Mason notes that in the days before the single currency, Greece often ran large current account deficits despite having the ability to devalue its currency. That is true. However, current account deficits are not abnormal and do not always pose a threat to growth or sustainability. However, in countries with their own currencies, sufficiently flexible exchange rates, and no debt denominated in foreign currency, governments need never default on their debts—even leaving aside capital controls. Moreover, predecessors to the single-currency system sometimes imposed fixed exchange rates, rather than granting national autonomy. These systems stabilized exchange rates but their strictures on exchange rates played a role in current account deficits that existed prior to 1999.

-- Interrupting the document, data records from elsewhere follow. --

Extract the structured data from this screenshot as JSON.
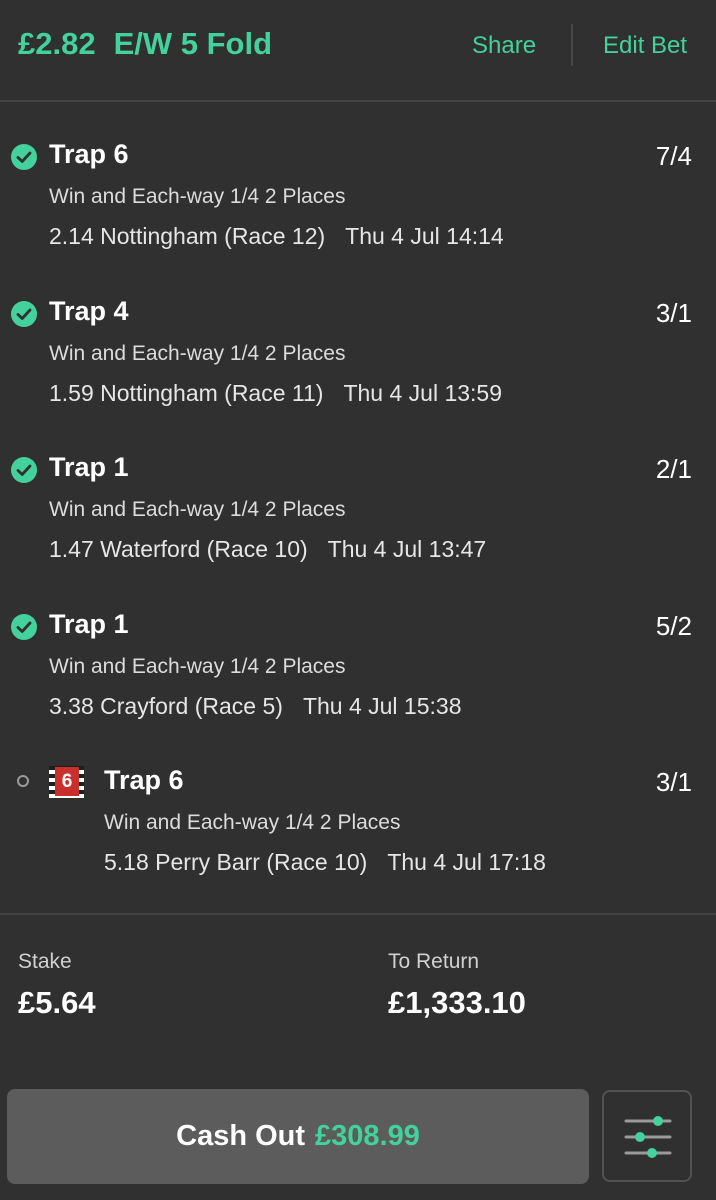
{
  "header": {
    "stake_per_line": "£2.82",
    "bet_type": "E/W 5 Fold",
    "share_label": "Share",
    "edit_label": "Edit Bet"
  },
  "selections": [
    {
      "name": "Trap 6",
      "market": "Win and Each-way 1/4 2 Places",
      "event": "2.14 Nottingham (Race 12)",
      "time": "Thu 4 Jul 14:14",
      "odds": "7/4",
      "status": "won"
    },
    {
      "name": "Trap 4",
      "market": "Win and Each-way 1/4 2 Places",
      "event": "1.59 Nottingham (Race 11)",
      "time": "Thu 4 Jul 13:59",
      "odds": "3/1",
      "status": "won"
    },
    {
      "name": "Trap 1",
      "market": "Win and Each-way 1/4 2 Places",
      "event": "1.47 Waterford (Race 10)",
      "time": "Thu 4 Jul 13:47",
      "odds": "2/1",
      "status": "won"
    },
    {
      "name": "Trap 1",
      "market": "Win and Each-way 1/4 2 Places",
      "event": "3.38 Crayford (Race 5)",
      "time": "Thu 4 Jul 15:38",
      "odds": "5/2",
      "status": "won"
    },
    {
      "name": "Trap 6",
      "market": "Win and Each-way 1/4 2 Places",
      "event": "5.18 Perry Barr (Race 10)",
      "time": "Thu 4 Jul 17:18",
      "odds": "3/1",
      "status": "pending",
      "trap_number": "6"
    }
  ],
  "summary": {
    "stake_label": "Stake",
    "stake_value": "£5.64",
    "return_label": "To Return",
    "return_value": "£1,333.10"
  },
  "cashout": {
    "label": "Cash Out",
    "amount": "£308.99"
  },
  "icons": {
    "status_won": "check-circle-icon",
    "status_pending": "pending-circle-icon",
    "trap_silk": "trap-6-silk-icon",
    "settings": "sliders-icon"
  },
  "colors": {
    "accent": "#43d19e",
    "background": "#2f302f",
    "button": "#5b5c5b",
    "trap6": "#c9302c"
  }
}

It must be said that transfers to poorer European countries were always among the benefits of being a part of Europe in the post-war system, helping to make it a good deal for Greece and other countries in the continent’s economic “periphery” and benefiting all members. These transfers (including transfers to newer members that are transitional economies) could be part of a set of European institutions with distinct national fiat currencies and the ability to deficit-spend without the risk of involuntary default, as in the U.S. case. Another conceivable option would be to imagine a governmental system in Europe that approximated that of a single nation, with each country in the position of, say, a U.S. state, and with European-style social programs at the federal level.

Many readers of this blog have shared my enthusiasm for Josh’s blog (to be found on my “Assorted Links” page) and his academic and policy work for the Roosevelt Institute.

Note: (February 15) For a few hours today, an incorrect edit changed Stephanie Kelton’s affiliation. She appears indeed to be at the Stony Brook campus of the State University of New York, known as Stony Brook University. Here is a bio page for her in this new position.

Leanne Ussher
February 16th, 2018 at 3:05 pm

But isn’t this also Mason’s point — the imposition that national central banks do not offer a checking account permitting national governments to make payments, is a political rather than economic constraint?

February 16th, 2018 at 4:56 pm

Yes. I think my version of problems in Europe, based on Modern Monetary Theory (MMT), shares that characteristic. The constraints in the MMT story are perhaps more institutional, but euro institutions themselves are the product of political decisions and the forces that make them what they are. In some countries, voters have rejected membership in these institutions by referenda. I agree with Josh’s argument that once the fiscal crisis began, a greater degree of fiscal austerity was imposed by fiscally conservative Eurozone authorities than was in any way necessary or warranted. Economic stagnation and high unemployment rates throughout Europe also created a political environment elsewhere in Europe that was conducive to the imposition of a counterproductive austerity in heavily indebted countries. An alternative approach with more political viability might have used grants in “new” euro to forgive portions of the debt and to create jobs programs in countries with double-digit unemployment.